Oh my god you would drunk register for a marathon.
shhh. i hid the ranch dip behind the rooster. don't tell anyone that way you can find it in the morning and it won't be all eaten.
wrong number but thanks
Oprah is sooooo fat. I can't even concentrate on Mackenzie Phillips talking about banging her dad
He started telling people I was Stephen Hawking's son. When that didnt fly he switched to Tony Romo's cousin
Is it sad I don't want to go buy $1 Mac-n-cheese cause I need to pay rent... I'm re-naming this college.
Also, peanut butter on a spoon dinner is back in existence and it is good.
I have stripper ass cheeks all over my glasses
Oh by the way, john gave me your shirt to return to you when I was at work today. I almost gave him his girlfriends underwear to return to her but figured it would be inappropriate.
Until she magically finds a brain, I'm going to be a dick. Fair trade. She's a idiot, I'm an ass.
What? My family got wasted on patron and I threw up on my pants and said it was gravy.

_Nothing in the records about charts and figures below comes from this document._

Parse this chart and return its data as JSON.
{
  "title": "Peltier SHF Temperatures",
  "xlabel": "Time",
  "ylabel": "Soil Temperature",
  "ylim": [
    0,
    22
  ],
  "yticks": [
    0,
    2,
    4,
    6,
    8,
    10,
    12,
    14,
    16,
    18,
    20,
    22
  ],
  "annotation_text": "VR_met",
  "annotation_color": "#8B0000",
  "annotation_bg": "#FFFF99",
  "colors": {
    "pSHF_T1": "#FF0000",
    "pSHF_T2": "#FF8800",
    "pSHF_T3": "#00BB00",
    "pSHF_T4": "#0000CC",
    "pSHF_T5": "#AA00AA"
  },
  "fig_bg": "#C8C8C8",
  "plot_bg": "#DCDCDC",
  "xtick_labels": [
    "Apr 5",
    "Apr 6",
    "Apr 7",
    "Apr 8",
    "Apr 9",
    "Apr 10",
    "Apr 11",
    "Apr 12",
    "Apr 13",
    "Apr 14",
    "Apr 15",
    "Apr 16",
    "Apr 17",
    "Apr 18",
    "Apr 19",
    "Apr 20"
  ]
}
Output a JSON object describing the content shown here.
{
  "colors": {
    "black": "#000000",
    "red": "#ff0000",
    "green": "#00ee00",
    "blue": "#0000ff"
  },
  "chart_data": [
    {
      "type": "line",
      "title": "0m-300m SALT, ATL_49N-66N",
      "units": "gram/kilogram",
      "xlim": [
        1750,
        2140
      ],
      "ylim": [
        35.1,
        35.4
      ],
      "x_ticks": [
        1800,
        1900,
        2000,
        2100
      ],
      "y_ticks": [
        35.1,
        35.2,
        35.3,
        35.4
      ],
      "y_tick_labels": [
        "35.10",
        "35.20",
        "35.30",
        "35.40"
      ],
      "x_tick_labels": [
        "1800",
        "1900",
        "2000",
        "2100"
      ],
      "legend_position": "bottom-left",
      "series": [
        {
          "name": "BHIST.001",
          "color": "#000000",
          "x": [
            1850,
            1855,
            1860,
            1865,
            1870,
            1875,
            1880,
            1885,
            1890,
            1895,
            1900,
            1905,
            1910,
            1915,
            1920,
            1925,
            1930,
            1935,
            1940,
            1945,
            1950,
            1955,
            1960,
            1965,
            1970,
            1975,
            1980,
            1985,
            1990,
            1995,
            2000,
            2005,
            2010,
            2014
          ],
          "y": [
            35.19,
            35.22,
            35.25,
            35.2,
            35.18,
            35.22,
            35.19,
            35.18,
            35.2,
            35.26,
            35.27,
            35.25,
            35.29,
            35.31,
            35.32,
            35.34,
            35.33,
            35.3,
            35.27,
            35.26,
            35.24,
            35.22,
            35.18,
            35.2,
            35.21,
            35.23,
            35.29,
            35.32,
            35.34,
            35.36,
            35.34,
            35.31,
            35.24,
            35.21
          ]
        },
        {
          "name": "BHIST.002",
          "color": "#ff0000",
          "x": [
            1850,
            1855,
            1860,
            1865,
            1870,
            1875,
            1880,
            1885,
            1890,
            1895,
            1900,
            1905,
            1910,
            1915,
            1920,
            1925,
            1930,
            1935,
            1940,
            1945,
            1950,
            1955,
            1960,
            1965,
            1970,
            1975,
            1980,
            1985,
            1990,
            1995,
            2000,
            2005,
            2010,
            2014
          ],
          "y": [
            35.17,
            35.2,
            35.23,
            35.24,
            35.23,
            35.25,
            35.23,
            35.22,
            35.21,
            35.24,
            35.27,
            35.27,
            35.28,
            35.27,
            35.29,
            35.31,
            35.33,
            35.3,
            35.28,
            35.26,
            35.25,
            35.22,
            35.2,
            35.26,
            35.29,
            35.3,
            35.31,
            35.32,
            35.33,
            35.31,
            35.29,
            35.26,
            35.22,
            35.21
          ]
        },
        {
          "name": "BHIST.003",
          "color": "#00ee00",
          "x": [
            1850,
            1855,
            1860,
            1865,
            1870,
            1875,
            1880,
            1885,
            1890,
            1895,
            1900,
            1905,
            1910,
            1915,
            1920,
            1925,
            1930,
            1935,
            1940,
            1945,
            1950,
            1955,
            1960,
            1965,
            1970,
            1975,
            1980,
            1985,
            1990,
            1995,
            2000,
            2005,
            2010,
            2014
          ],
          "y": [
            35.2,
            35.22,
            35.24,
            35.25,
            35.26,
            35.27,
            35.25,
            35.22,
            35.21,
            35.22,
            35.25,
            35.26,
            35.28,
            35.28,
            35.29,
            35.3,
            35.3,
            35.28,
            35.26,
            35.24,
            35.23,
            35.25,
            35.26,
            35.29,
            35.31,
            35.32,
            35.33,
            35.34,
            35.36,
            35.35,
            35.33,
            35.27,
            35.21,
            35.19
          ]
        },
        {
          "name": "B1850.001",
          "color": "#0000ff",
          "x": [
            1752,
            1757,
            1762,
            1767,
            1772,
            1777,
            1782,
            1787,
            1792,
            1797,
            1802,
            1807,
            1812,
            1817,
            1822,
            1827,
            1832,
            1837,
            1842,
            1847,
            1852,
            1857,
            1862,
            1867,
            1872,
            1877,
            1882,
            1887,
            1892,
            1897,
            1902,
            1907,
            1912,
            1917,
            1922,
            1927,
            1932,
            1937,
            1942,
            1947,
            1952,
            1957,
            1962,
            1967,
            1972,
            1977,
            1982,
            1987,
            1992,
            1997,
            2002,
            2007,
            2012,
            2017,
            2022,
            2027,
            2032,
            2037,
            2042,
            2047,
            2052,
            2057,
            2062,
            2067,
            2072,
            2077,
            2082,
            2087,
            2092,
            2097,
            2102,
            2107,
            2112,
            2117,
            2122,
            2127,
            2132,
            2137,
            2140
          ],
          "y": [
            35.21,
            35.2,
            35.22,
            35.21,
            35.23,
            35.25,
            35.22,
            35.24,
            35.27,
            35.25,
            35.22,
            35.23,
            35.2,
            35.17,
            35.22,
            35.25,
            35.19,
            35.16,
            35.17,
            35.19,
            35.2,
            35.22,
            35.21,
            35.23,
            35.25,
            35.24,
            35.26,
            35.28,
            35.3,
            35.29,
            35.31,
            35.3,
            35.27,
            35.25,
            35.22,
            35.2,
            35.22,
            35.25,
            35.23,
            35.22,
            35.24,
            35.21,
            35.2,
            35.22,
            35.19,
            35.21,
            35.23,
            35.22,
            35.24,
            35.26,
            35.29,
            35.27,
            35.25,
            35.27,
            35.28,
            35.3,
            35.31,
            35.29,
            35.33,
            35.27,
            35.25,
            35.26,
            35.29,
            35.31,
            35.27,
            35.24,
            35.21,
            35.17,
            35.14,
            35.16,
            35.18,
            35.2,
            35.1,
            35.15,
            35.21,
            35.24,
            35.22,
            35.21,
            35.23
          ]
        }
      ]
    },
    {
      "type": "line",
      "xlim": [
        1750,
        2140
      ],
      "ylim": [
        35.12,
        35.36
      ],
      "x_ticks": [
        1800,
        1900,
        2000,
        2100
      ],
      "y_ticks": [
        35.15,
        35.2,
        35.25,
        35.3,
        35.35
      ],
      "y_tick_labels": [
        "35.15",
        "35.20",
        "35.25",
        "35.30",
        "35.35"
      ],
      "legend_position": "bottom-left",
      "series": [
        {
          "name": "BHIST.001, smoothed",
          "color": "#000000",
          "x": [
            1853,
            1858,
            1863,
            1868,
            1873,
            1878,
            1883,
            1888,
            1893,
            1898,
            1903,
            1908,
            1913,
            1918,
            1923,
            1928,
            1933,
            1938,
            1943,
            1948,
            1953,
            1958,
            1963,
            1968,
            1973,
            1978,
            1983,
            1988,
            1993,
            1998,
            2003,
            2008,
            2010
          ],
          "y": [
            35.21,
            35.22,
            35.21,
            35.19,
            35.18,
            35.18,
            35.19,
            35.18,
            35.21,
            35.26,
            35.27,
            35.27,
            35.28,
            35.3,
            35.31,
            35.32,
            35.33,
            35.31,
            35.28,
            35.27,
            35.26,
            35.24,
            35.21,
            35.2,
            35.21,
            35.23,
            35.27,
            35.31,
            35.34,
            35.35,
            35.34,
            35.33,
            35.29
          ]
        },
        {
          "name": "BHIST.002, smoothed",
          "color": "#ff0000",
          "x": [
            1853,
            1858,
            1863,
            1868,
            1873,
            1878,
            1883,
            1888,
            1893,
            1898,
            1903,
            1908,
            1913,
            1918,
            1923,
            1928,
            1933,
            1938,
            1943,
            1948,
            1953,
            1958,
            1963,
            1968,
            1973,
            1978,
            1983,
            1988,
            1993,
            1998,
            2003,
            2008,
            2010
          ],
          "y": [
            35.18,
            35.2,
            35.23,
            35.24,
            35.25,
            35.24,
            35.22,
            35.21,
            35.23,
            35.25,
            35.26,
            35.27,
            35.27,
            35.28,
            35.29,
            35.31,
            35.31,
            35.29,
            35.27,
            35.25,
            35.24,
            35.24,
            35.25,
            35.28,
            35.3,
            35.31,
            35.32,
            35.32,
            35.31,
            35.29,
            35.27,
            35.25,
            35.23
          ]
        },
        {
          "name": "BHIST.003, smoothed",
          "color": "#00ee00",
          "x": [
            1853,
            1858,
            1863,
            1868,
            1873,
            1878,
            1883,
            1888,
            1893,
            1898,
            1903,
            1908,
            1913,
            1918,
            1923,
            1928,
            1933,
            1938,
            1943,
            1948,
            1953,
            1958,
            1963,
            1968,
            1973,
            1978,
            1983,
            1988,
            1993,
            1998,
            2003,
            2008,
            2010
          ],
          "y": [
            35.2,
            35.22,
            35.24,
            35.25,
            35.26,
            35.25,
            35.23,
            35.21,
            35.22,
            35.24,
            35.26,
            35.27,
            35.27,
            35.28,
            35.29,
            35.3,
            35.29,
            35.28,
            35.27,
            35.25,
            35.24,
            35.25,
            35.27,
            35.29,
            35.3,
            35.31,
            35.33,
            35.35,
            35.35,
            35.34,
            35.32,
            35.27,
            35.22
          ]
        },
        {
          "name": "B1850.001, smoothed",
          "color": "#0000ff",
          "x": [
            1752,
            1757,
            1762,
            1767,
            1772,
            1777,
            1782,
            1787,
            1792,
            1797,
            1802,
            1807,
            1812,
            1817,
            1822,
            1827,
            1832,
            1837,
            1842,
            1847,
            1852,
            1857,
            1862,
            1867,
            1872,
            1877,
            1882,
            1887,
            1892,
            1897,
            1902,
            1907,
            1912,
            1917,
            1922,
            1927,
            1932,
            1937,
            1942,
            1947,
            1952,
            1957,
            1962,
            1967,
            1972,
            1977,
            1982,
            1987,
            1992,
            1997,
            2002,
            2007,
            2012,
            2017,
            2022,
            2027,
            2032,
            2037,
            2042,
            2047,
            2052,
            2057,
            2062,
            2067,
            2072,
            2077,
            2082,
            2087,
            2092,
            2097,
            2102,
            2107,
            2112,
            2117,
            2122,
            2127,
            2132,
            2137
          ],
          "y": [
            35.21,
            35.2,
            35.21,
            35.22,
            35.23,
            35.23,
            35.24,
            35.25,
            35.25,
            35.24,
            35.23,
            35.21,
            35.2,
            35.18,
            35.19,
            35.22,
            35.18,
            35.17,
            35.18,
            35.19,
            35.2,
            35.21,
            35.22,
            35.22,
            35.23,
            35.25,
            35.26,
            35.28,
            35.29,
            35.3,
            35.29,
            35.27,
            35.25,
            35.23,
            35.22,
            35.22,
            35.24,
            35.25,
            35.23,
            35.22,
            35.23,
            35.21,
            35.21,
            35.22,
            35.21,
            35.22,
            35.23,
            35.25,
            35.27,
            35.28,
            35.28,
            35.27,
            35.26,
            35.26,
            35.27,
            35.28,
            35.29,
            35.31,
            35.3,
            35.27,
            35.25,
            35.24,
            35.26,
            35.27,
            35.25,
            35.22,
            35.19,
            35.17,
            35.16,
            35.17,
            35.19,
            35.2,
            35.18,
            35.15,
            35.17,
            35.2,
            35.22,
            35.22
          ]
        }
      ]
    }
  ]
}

Hot mess.
Forgot my sound was off and didnt even realize it until halfway through because I thought I could hear it. I think high me just narrated half a clip of adventure time
I was out of weed and my vibrator broke, so I'm now at Red Lobster.
So about that you can bill me for the chair but it was David's idea to jump from the window sill into the washer with "clothing pillows of cloudiness" to land on to get ahold of him you have to phone his mother
I just talked to her she really hates you like a lot
I wasn't talking about him I meant his penis! Its not a pet
Oh. Well it should be. I like petting it.